Обнаженную натуру? Что ж, обнаженная натура мне нравится.
— Хорошо, — сказал я. — Тогда в свободное время займусь картинами.
Она допила стакан.
— Еще.
— Э нет. Я должен встретиться с гипнотизером.
— Правда, Марк, — сказала она серьезно. — Мне хочется еще выпить. Я не хочу, чтобы ты уходил. Пожалуйста. — В ее голосе чувствовался подвох.

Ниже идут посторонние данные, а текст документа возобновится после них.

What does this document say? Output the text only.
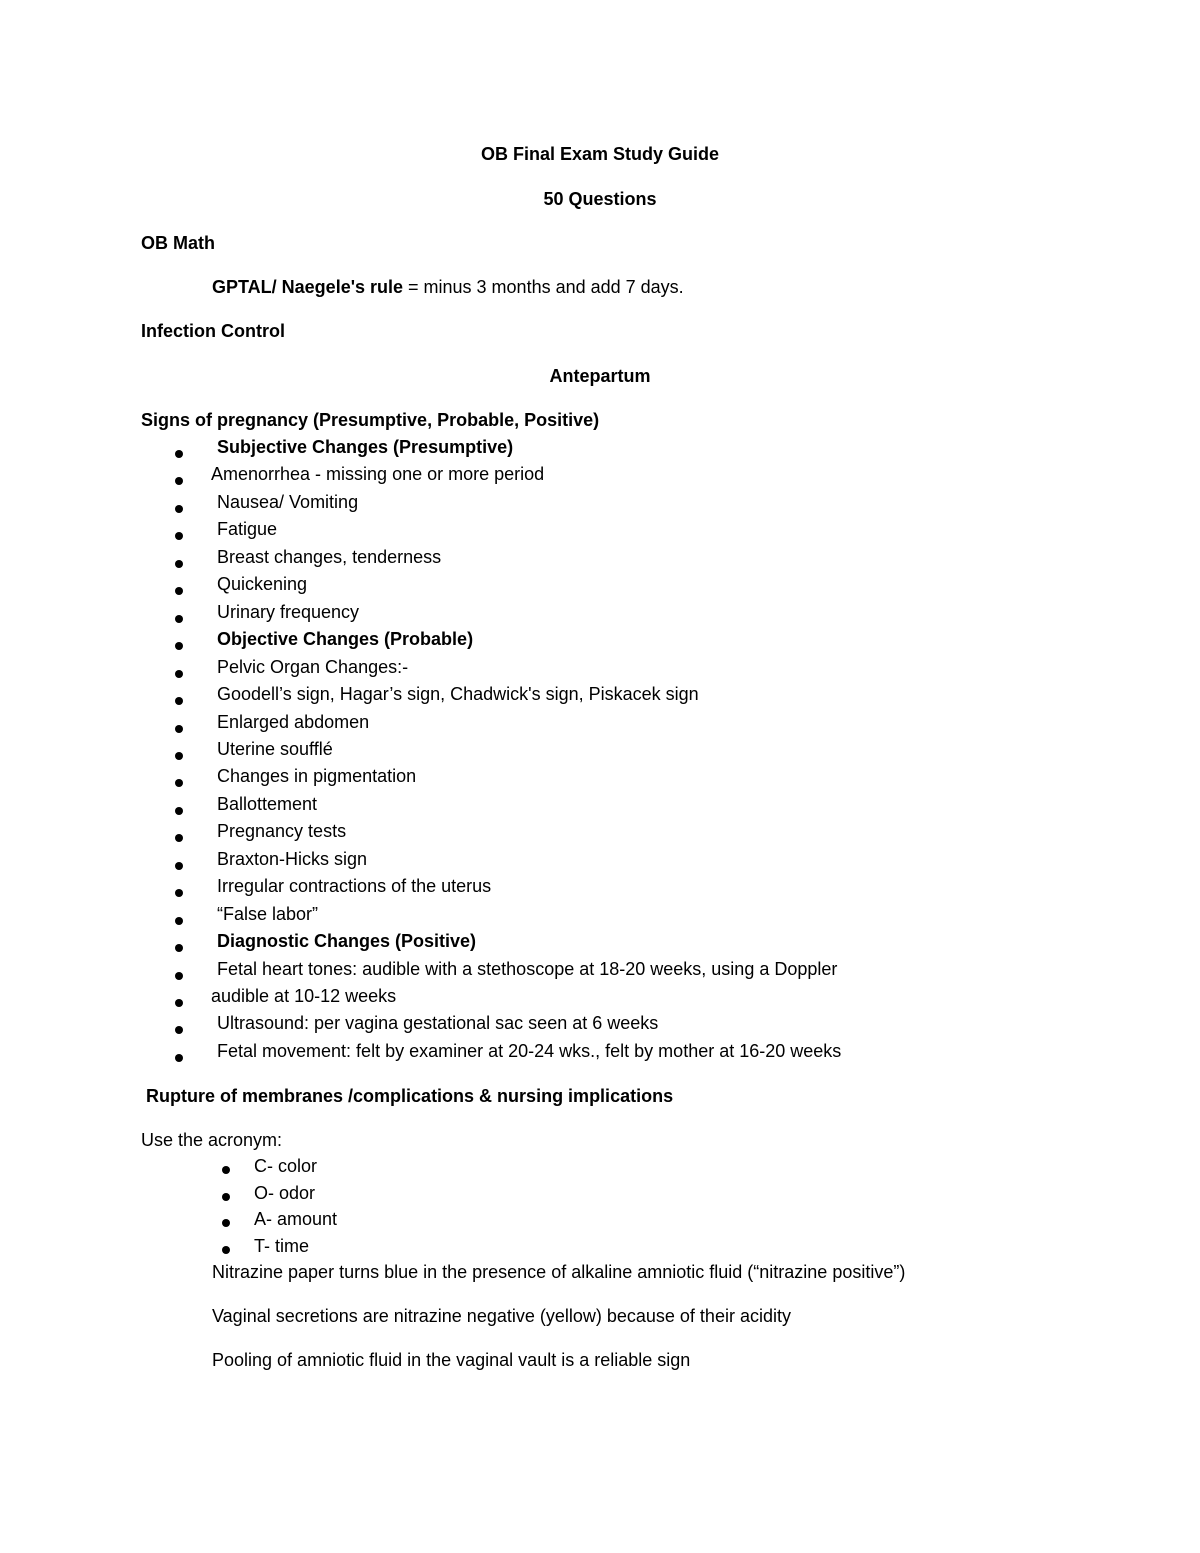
OB Final Exam Study Guide
50 Questions
OB Math
GPTAL/ Naegele's rule = minus 3 months and add 7 days.
Infection Control
Antepartum
Signs of pregnancy (Presumptive, Probable, Positive)
Subjective Changes (Presumptive)
Amenorrhea - missing one or more period
Nausea/ Vomiting
Fatigue
Breast changes, tenderness
Quickening
Urinary frequency
Objective Changes (Probable)
Pelvic Organ Changes:-
Goodell’s sign, Hagar’s sign, Chadwick's sign, Piskacek sign
Enlarged abdomen
Uterine soufflé
Changes in pigmentation
Ballottement
Pregnancy tests
Braxton-Hicks sign
Irregular contractions of the uterus
“False labor”
Diagnostic Changes (Positive)
Fetal heart tones: audible with a stethoscope at 18-20 weeks, using a Doppler
audible at 10-12 weeks
Ultrasound: per vagina gestational sac seen at 6 weeks
Fetal movement: felt by examiner at 20-24 wks., felt by mother at 16-20 weeks
Rupture of membranes /complications & nursing implications
Use the acronym:
C- color
O- odor
A- amount
T- time
Nitrazine paper turns blue in the presence of alkaline amniotic fluid (“nitrazine positive”)
Vaginal secretions are nitrazine negative (yellow) because of their acidity
Pooling of amniotic fluid in the vaginal vault is a reliable sign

Я серьезно посмотрел на нее.
— Энн, в чем дело? Ты же знаешь, у меня работа, и мы не можем просидеть здесь весь вечер. — Я посмотрел вокруг. — И уж, конечно, не в этом заведении. Несколько странное для нас местечко, согласна?
Она не улыбнулась в ответ, а без обиняков сказала:
— Это клуб педиков. Я здесь как дома.
— Ты? Но ты же не…
Она прервала меня.
— Не так, конечно. — Замялась, потом придвинулась ко мне, тесно прижавшись своим бедром к моему. Она сложила руки на коленях и без улыбки смотрела на меня. Еще до того, как она начала говорить, я понял, что она собирается рассказать что-то о себе, и внезапно мне расхотелось ее слушать.
Однако Энн прямо посмотрела на меня и поспешно сказала:
— Они все больные, поэтому я здесь чувствую себя как дома. Видишь вон того коротышку в кабинке напротив нас?
Мне не надо было
смотреть на него. Я уже засек этого малого, потому что официант уже три раза подходил к его столику, тогда как мы с Энн выпили только по разу.Энн сказала:
— Он гомик и ему это не нравится. Может он чувствует свою вину. Поэтому, он еще и пьяница. Алкаш. До первого стакана с ним все нормально, но потом, ну в общем, он не в порядке. Он мне нравится. Я похожа на него.
Я нахмурился, все еще недоумевая, и она прояснила значение своих слов, коснувшись меня рукой и еще теснее прижавшись всем телом ко, мне.
— Только в моем случае это не алкоголь, Марк. Это ты.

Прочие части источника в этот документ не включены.